If you said the latter of the three, you are correct! Here's your prize:
SBDS Prototype
From the National Library of Australia, the SBDS prototype is very nicely done: federated, faceted, excellent relevancy ranking, all with a nice, clean interface. (Apparently SBDS stands for 'Single Business Discovery Service'.)
The two other search engines you may have heard of already: Wolfram|Alpha and Microsoft's Bing. Here's my take on them, as they now function:
Wolfram|Alpha
When I read about Wolfram|Alpha I thought of the fictional 'Epic' search engine/content generator in the Epic 2014 video ( http://robinsloan.com/epic/ ).
Most of my searches came up empty on Wolfram|Alpha; the exceptions were
- why is the sky blue (a gimme)
- anything to do with government statistics
- nutrition data
Surprisingly, 'how many edges does a cylinder have?' was not answered.

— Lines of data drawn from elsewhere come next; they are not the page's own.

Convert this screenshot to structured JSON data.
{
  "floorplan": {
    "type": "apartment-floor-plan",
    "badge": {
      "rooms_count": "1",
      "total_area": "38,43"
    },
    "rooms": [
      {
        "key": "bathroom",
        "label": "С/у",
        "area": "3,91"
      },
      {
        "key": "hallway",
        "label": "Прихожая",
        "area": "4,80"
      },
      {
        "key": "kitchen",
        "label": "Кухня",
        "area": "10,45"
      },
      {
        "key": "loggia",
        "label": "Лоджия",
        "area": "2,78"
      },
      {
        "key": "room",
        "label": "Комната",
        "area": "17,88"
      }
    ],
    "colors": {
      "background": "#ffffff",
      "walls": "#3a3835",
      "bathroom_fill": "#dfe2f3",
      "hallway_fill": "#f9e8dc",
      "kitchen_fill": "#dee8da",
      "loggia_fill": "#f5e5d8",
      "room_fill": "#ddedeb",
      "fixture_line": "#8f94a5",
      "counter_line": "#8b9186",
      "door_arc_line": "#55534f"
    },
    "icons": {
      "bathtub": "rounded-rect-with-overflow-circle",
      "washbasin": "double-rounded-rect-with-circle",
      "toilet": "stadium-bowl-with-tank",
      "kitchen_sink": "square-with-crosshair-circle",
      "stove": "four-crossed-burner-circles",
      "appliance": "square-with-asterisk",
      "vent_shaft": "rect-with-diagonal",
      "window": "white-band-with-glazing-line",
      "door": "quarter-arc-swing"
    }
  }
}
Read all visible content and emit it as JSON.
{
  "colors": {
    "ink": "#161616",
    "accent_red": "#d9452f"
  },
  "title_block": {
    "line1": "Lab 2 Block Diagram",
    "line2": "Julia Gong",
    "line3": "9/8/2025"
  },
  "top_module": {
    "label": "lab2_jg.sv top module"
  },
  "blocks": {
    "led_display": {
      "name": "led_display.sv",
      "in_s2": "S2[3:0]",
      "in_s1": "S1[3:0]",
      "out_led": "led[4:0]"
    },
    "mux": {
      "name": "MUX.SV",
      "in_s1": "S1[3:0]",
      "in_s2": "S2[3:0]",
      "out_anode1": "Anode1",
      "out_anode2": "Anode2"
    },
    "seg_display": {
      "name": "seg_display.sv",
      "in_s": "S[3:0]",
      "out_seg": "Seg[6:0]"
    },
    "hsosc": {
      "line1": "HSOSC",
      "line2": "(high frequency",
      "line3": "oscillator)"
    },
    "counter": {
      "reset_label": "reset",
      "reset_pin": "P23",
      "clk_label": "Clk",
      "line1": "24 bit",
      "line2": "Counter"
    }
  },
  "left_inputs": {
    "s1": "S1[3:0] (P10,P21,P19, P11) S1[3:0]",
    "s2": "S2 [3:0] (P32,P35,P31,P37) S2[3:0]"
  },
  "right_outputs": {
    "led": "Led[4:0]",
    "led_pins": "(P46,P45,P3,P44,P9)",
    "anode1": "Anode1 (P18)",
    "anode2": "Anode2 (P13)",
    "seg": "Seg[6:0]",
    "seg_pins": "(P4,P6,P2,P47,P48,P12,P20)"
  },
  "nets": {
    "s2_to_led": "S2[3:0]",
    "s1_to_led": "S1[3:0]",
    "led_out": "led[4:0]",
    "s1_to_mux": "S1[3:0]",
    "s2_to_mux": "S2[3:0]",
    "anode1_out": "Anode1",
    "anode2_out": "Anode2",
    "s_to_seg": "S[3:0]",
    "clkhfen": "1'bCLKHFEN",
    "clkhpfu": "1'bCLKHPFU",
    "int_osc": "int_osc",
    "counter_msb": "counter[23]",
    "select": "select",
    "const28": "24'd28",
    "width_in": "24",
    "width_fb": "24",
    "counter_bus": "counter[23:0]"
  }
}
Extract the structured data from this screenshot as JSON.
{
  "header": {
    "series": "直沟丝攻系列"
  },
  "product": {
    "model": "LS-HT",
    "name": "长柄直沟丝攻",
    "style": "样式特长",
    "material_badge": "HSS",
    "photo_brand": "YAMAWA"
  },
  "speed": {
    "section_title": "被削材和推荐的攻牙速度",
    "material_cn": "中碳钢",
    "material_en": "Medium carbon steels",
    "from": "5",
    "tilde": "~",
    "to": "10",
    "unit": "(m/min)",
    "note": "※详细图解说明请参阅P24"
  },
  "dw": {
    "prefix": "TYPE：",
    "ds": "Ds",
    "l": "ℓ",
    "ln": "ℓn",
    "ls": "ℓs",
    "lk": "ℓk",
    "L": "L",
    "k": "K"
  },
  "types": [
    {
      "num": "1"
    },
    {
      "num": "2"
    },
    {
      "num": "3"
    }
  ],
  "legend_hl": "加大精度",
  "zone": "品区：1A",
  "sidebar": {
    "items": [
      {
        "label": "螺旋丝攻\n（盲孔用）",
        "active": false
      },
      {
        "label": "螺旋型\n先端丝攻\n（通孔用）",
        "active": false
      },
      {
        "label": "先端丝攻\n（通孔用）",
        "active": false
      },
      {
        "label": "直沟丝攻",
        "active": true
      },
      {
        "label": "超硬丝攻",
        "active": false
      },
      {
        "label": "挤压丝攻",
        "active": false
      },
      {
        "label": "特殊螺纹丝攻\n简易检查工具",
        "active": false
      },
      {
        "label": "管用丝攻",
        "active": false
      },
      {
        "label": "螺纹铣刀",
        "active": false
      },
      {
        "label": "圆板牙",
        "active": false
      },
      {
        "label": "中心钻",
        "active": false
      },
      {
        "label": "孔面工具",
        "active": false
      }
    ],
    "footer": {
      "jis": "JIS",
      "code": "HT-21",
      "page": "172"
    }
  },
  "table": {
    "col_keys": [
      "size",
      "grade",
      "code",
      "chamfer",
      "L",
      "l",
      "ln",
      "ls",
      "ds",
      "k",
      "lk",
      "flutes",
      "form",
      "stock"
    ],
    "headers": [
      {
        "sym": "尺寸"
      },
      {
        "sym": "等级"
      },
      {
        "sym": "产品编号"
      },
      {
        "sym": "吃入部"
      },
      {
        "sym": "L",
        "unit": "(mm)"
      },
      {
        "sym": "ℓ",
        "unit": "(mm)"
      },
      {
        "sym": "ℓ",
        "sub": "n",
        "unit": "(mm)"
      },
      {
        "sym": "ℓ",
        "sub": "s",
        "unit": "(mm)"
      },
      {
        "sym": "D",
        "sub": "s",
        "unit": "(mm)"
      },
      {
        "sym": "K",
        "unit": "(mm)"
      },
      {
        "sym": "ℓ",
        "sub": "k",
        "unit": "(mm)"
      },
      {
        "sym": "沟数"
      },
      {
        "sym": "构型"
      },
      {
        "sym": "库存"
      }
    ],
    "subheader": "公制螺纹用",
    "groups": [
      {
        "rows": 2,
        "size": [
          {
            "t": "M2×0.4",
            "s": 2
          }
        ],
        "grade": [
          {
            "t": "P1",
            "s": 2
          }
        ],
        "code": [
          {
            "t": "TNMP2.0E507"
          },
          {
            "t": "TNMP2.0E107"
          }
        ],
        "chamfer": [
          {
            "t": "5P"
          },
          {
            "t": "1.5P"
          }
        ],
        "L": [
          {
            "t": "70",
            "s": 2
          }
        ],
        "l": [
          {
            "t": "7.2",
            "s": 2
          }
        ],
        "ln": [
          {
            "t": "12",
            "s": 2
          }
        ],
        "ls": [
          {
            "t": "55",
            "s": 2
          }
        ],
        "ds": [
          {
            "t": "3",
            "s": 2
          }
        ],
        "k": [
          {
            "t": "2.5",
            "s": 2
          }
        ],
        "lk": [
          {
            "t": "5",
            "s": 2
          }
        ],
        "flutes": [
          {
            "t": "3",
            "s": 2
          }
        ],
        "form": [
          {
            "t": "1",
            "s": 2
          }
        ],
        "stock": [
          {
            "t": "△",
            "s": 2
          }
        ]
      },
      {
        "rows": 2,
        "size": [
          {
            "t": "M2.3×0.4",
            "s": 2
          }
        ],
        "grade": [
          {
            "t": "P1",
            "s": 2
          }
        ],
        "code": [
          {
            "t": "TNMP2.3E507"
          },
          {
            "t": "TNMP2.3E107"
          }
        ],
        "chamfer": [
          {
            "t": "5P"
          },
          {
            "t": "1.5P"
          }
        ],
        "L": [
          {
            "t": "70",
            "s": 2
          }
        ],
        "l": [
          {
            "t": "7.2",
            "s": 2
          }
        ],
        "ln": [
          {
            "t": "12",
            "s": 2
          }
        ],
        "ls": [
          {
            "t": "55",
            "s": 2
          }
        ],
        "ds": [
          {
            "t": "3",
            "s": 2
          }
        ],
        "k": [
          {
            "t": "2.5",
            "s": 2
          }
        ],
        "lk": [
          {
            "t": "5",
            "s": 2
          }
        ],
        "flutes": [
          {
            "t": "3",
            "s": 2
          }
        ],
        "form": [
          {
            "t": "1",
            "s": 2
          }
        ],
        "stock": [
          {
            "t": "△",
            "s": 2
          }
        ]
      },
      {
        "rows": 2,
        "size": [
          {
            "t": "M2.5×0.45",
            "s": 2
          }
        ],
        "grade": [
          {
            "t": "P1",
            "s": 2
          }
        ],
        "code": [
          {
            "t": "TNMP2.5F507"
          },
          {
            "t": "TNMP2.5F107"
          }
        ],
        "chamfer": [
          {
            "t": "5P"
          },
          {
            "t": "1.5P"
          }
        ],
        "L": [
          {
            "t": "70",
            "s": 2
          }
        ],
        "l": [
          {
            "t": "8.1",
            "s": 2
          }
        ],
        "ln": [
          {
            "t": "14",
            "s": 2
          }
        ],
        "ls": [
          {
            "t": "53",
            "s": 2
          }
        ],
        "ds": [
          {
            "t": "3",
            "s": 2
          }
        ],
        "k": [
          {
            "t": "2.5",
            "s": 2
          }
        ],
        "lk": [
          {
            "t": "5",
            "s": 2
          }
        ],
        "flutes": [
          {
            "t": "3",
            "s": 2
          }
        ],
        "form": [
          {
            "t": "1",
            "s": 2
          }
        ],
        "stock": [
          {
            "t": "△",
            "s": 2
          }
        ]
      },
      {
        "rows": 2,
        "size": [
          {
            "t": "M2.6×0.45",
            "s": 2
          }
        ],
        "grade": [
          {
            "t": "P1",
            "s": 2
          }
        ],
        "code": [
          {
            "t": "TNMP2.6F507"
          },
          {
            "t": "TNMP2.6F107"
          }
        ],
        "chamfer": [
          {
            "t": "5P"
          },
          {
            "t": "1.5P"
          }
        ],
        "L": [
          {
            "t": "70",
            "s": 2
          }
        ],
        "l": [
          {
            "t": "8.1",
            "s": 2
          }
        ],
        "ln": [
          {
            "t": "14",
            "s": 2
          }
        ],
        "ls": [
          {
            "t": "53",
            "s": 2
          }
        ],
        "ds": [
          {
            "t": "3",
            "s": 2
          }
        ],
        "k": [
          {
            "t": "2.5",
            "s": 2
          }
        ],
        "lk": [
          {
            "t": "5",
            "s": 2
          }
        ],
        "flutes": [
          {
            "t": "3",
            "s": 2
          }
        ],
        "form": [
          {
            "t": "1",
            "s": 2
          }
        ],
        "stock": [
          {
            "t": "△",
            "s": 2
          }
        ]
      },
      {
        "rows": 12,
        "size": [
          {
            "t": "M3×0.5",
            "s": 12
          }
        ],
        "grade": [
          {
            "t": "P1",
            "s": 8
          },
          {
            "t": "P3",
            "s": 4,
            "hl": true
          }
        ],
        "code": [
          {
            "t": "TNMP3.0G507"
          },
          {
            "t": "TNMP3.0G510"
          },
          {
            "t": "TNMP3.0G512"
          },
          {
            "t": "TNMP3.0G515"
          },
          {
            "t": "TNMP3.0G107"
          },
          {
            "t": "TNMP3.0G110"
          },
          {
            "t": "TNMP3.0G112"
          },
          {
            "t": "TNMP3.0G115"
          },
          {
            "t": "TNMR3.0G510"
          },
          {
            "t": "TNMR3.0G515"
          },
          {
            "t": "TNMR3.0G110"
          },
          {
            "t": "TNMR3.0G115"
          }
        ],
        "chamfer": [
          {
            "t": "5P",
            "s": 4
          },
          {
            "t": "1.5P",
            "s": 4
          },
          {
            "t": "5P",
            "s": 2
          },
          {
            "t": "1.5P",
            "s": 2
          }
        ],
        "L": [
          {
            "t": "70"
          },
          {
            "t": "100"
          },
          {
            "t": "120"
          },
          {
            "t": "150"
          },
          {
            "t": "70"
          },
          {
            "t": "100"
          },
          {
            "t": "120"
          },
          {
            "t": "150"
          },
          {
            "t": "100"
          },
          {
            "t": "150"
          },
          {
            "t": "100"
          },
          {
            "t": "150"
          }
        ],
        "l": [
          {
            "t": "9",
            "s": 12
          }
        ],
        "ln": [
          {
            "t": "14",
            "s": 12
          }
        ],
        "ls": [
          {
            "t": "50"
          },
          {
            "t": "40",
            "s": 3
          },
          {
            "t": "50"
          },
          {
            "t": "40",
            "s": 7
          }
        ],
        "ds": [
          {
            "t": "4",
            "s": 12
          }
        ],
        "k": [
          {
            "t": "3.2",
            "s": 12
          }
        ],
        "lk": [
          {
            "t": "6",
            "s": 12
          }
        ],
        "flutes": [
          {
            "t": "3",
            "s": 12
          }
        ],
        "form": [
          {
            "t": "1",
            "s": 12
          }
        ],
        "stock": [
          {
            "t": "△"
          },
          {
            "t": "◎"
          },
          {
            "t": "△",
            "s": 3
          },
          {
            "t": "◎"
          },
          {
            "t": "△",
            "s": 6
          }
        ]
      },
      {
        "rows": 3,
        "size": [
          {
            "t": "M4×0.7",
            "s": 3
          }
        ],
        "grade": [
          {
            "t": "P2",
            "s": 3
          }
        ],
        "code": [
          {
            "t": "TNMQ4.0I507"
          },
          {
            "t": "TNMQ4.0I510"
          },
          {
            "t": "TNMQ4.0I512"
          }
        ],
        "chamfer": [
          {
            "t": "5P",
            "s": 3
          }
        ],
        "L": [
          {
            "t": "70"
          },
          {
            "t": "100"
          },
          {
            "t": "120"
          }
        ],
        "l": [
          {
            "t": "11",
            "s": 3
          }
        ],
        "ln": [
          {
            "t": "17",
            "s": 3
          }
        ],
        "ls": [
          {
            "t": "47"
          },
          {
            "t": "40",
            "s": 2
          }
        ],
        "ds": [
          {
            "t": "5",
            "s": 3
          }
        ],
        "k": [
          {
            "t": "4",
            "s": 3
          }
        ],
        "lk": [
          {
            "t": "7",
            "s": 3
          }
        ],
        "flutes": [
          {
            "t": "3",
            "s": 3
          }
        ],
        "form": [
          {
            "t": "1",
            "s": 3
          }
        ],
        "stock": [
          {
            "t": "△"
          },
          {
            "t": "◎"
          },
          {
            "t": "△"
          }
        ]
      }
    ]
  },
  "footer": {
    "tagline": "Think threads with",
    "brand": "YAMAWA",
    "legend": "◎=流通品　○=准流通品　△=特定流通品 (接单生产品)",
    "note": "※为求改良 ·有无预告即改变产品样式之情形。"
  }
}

There was a link to Wolfram MathWorld in the bottom right of the screen that was easy to overlook (a few weeks ago I used Wolfram MathWorld to look up the answer to this question).
To conclude: Wolfram|Alpha isn't the be all and end all (not a Google Killer) at this point, but great for nutrition data, human biometrics (growth charts, BMI charts, etc.) and any kind of statistics question which you might refer to government documents.
Bing
Ho-hum, though it is still in a 'preview' version right now. The consensus seems to be 'it doesn't suck'.